Plus encore, l’exemple de la Seconde guerre mondiale devrait faire réfléchir : aussi bien des royalistes que des anarchistes se sont révélés de courageux patriotes. Certes, de nombreux monarchistes ont servi le régime de Vichy, mais bien d’autres sont morts en patriotes au nom de convictions qui vont au delà du régime politique de l’heure. Le général De Gaulle lui-même ne fut-il pas soupçonné de sympathies monarchistes? En effet, d’évidence, la loyauté à une patrie, « à la terre et aux morts » comme dirait un Barrès, se trouve être autre chose que la loyauté au régime politique qui gouverne cette patrie. Et la loyauté ne se jauge qu’en fonction des circonstances. Les huguenots étaient loyaux au Royaume de France… avant de devoir se mettre au service du roi de Prusse.

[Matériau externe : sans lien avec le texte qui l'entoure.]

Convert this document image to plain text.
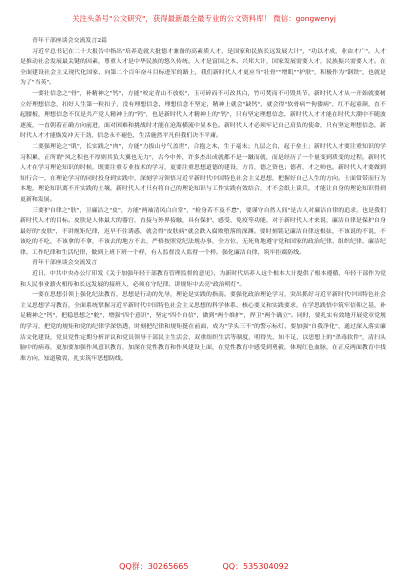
关注头条号"公文研究"，获得最新最全最专业的公文资料库！ 微信：gongwenyj

青年干部座谈会交流发言2篇

习近平总书记在二十大报告中指出"培养造就大批德才兼备的高素质人才，是国家和民族长远发展大计"，"功以才成，业由才广"。人才是推动社会发展最关键的因素，尊重人才是中华民族的悠久传统。人才是富国之本、兴邦大计，国家发展需要人才，民族振兴需要人才。在全面建设社会主义现代化国家、向第二个百年奋斗目标进军的路上，我们新时代人才更应当"壮骨""增肌""护肤"，积极作为"钢铁"，也就是为了"当英"。

一要壮信念之"骨"，补精神之"钙"，方能"咬定青山不放松"，玉可碎而不可改其白，竹可焚而不可毁其节。新时代人才从一开始就要树立好理想信念，扣好人生第一粒扣子，没有理想信念，理想信念不坚定，精神上就会"缺钙"，就会得"软骨病""佝偻病"，红不起童颜，直不起腰板，理想信念不仅是共产党人精神上的"钙"，也是新时代人才精神上的"钙"，只有坚定理想信念，新时代人才才能在时代大潮中不随波逐流，一直朝着正确方向前进，面对困难和挑战时才能在沧海横流中显本色。新时代人才必须牢记自己肩负的使命，只有坚定理想信念，新时代人才才能焕发冲天干劲，信念永不褪色，生活施然平凡但我们决不平庸。

二要强理论之"肌"，长实践之"肉"，方能"力拔山兮气盖世"，合抱之木，生于毫末；九层之台，起于垒土；新时代人才要注重知识的学习积累，正所谓"风之积也不厚则其负大翼也无力"，古今中外，许多杰出成就都不是一蹴而就，而是经历了一个量变到质变的过程。新时代人才在学习理论知识的时候，既要注重专业技术的学习，更要注重思想道德的建设，方肯，德之资也；德者，才之帅也。新时代人才要做到知行合一，在理论学习的同时投身到实践中，深刻学习领悟习近平新时代中国特色社会主义思想，把握好自己人生的方向。士面常带而行为本地，理论知识离不开实践的土壤，新时代人才只有将自己的理论知识与工作实践有效结合，才不会纸上谈兵，才能让自身的理论知识得到更新和发展。

三要护自律之"肤"，卫廉洁之"皮"，方能"两袖清风白自堂"，"检身若不及不怠"，要谨守自然人间"是古人对廉洁自律的追求，也是我们新时代人才的目标。皮肤是人体最大的器官，直接与外界接触，具有保护、感受、免疫等功能，对于新时代人才来说，廉洁自律是保护自身最好的"皮肤"，不讲规矩纪律，迟早不住诱惑，就会得"皮肤病"就会跌入腐败堕落的深渊。要时刻铭记廉洁自律这根弦，不该说的不说，不该吃的不吃，不该拿的不拿，不该去的地方不去，严格按照党纪法规办事，全方位、无死角地遵守党和国家的政治纪律、组织纪律、廉洁纪律、工作纪律和生活纪律，做到上班下班一个样，有人监督没人监督一个样。强化廉洁自律，筑牢拒腐防线。

青年干部座谈会交流发言

近日，中共中央办公厅印发《关于加强年轻干部教育管理监督的意见》，为新时代培养人这个根本大计提供了根本遵循，年轻干部作为党和人民事业薪火相传和长远发展的接班人，必须在守纪律、讲规矩中去亮"政治明灯"。

一要在思想引领上强化纪法教育，思想是行动的先导，理论是实践的指南。要强化政治理论学习，突出抓好习近平新时代中国特色社会主义思想学习教育，全面系统掌握习近平新时代中国特色社会主义思想的科学体系、核心要义和实践要求，在学思践悟中筑牢信仰之基，补足精神之"钙"，把稳思想之"舵"，增强"四个意识"，坚定"四个自信"，做到"两个维护"，捍卫"两个确立"。同时，要扎实有效地开展党章党规的学习，把党的规矩和党的纪律学深悟透，时刻把纪律和规矩挺在前面，成为"学头三不"的警示标灯。要加强"自我净化"，通过深入落实廉洁文化建设，党员党性定期分析评议和党员领导干部民主生活会、双重组织生活等制度，明得失、知不足，以思想上的"杀毒软件"，清扫头脑中的病毒，更加要加强作风意识教育，加深在党性教育和作风建设上面，在党性教育中感受到勇毅，体现红色血脉，在正反两面教育中找准方向，知道敬畏，扎实筑牢思想防线。

QQ群：30265665	QQ：535304092
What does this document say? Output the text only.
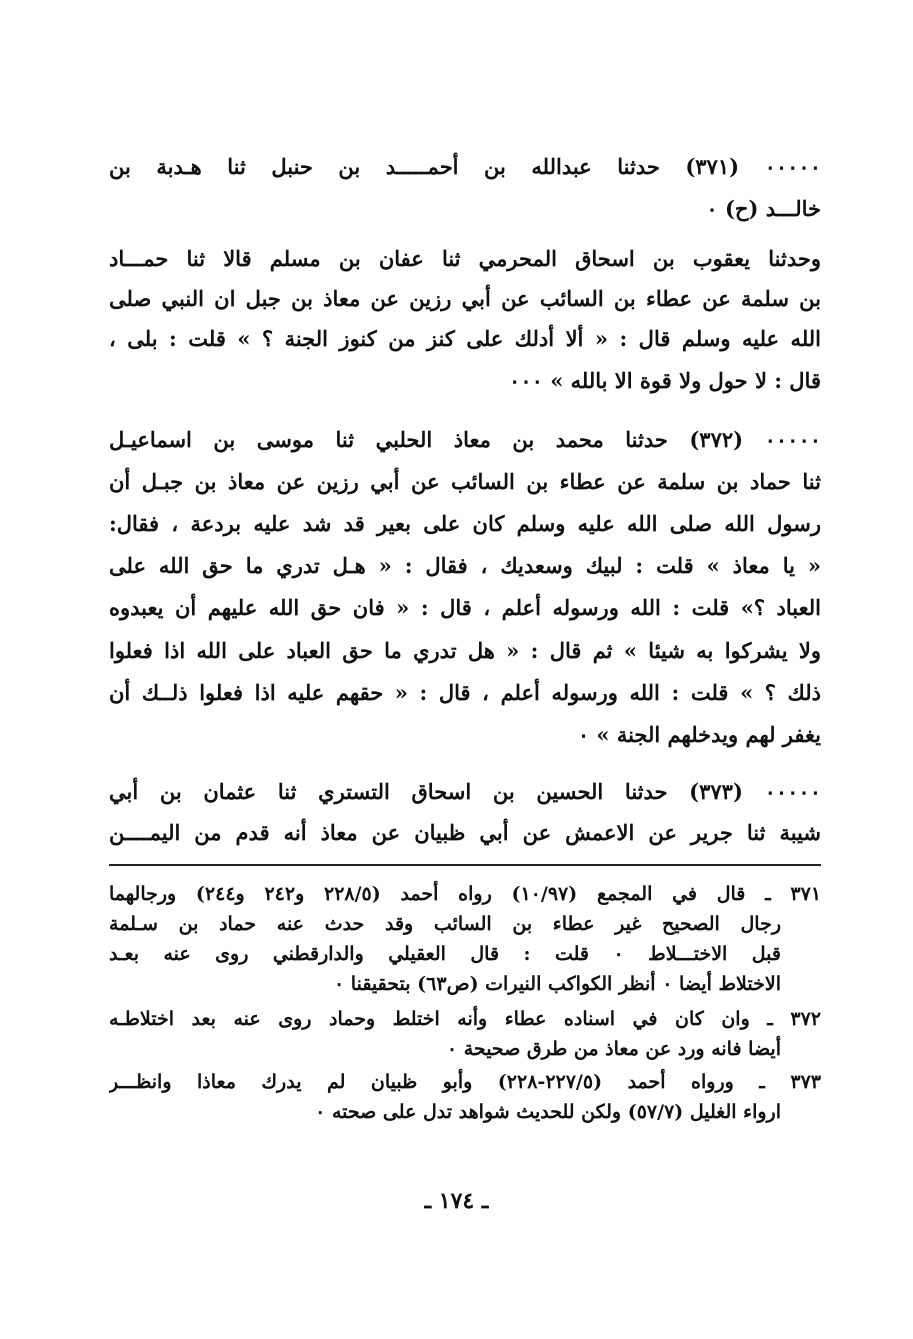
٠٠٠٠٠ (٣٧١) حدثنا عبدالله بن أحمـــــد بن حنبل ثنا هـدبة بن
خالـــد (ح) ٠
وحدثنا يعقوب بن اسحاق المحرمي ثنا عفان بن مسلم قالا ثنا حمـــاد
بن سلمة عن عطاء بن السائب عن أبي رزين عن معاذ بن جبل ان النبي صلى
الله عليه وسلم قال : « ألا أدلك على كنز من كنوز الجنة ؟ » قلت : بلى ،
قال : لا حول ولا قوة الا بالله » ٠٠٠
٠٠٠٠٠ (٣٧٢) حدثنا محمد بن معاذ الحلبي ثنا موسى بن اسماعيـل
ثنا حماد بن سلمة عن عطاء بن السائب عن أبي رزين عن معاذ بن جبـل أن
رسول الله صلى الله عليه وسلم كان على بعير قد شد عليه بردعة ، فقال:
« يا معاذ » قلت : لبيك وسعديك ، فقال : « هـل تدري ما حق الله على
العباد ؟» قلت : الله ورسوله أعلم ، قال : « فان حق الله عليهم أن يعبدوه
ولا يشركوا به شيئا » ثم قال : « هل تدري ما حق العباد على الله اذا فعلوا
ذلك ؟ » قلت : الله ورسوله أعلم ، قال : « حقهم عليه اذا فعلوا ذلــك أن
يغفر لهم ويدخلهم الجنة » ٠
٠٠٠٠٠ (٣٧٣) حدثنا الحسين بن اسحاق التستري ثنا عثمان بن أبي
شيبة ثنا جرير عن الاعمش عن أبي ظبيان عن معاذ أنه قدم من اليمــــن
٣٧١ ـ قال في المجمع (١٠/٩٧) رواه أحمد (٢٢٨/٥ و٢٤٢ و٢٤٤) ورجالهما
رجال الصحيح غير عطاء بن السائب وقد حدث عنه حماد بن سـلمة
قبل الاختـــلاط ٠ قلت : قال العقيلي والدارقطني روى عنه بعـد
الاختلاط أيضا ٠ أنظر الكواكب النيرات (ص٦٣) بتحقيقنا ٠
٣٧٢ ـ وان كان في اسناده عطاء وأنه اختلط وحماد روى عنه بعد اختلاطـه
أيضا فانه ورد عن معاذ من طرق صحيحة ٠
٣٧٣ ـ ورواه أحمد (٢٢٧/٥-٢٢٨) وأبو ظبيان لم يدرك معاذا وانظـــر
ارواء الغليل (٥٧/٧) ولكن للحديث شواهد تدل على صحته ٠
ـ ١٧٤ ـ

Seuls les régimes qui doutent de la loyauté des masses à leur égard, qui veulent forcer tout le monde à leur montrer allégeance, en particulier la jeunesse, se prêtent à ce genre de généralisation de serments de loyauté de la part des populations qui leur sont assujetties. La particularité de la France – au moins depuis le temps de la Monarchie selon la Charte – est de ne pas avoir exigé de l’ensemble de la population un serment d’allégeance explicite au régime en vigueur. Les dragonnades contre les protestants et la chasse aux prêtres réfractaires ne font guère honneur à notre histoire nationale.
On rétorquera qu’il s’agit juste d’informer les « jeunes » (c’est-à-dire en code : les descendants de l’immigration populaire de nos ex-colonies) de leurs droits et devoirs (en gros, « Ils ont droit aux alloc’ et à l’aide de Pôle Emploi, mais maintenant ils arrêtent de cramer des bagnoles… », comme s’ils ne le savaient pas!) Or une règle bien connue de notre droit positif est que « nul n’est censé ignorer la loi ». Cet adage – dont on pourrait certes contester la validité psychologique et sociale tant les règles de droit qui régissent notre vie sont innombrables et complexes – est valable pour tout individu se trouvant sous la juridiction de la République française. En effet, toute personne présente sur le territoire est censée obéir aux lois en vigueur, que cette personne soit française ou non, qu’elle se sente française ou non, qu’elle ne fasse que passer dans un aéroport international pour quelques heures de transit ou qu’elle n’ait jamais quitté son terroir depuis sa naissance. On pourrait d’ailleurs inverser le raisonnement proposé par le Ministre : si en tant que jeune de 18 ans je déclare ne pas vouloir signer le document proposé stipulant mes droits et devoirs, est-ce à dire que je renonce à mes droits, mais aussi à mes devoirs? Puis-je alors me considérer comme n’étant pas tenu de respecter la législation en vigueur? On serait un peu dans la situation de droit privé où je refuserais de signer le contrat d’assurance qu’on me propose. Je me proclamerais moi-même non soumis au droit français … Or le droit d’un État moderne concerne, sauf exceptions prévues par le droit international, toute personne présente sous sa juridiction.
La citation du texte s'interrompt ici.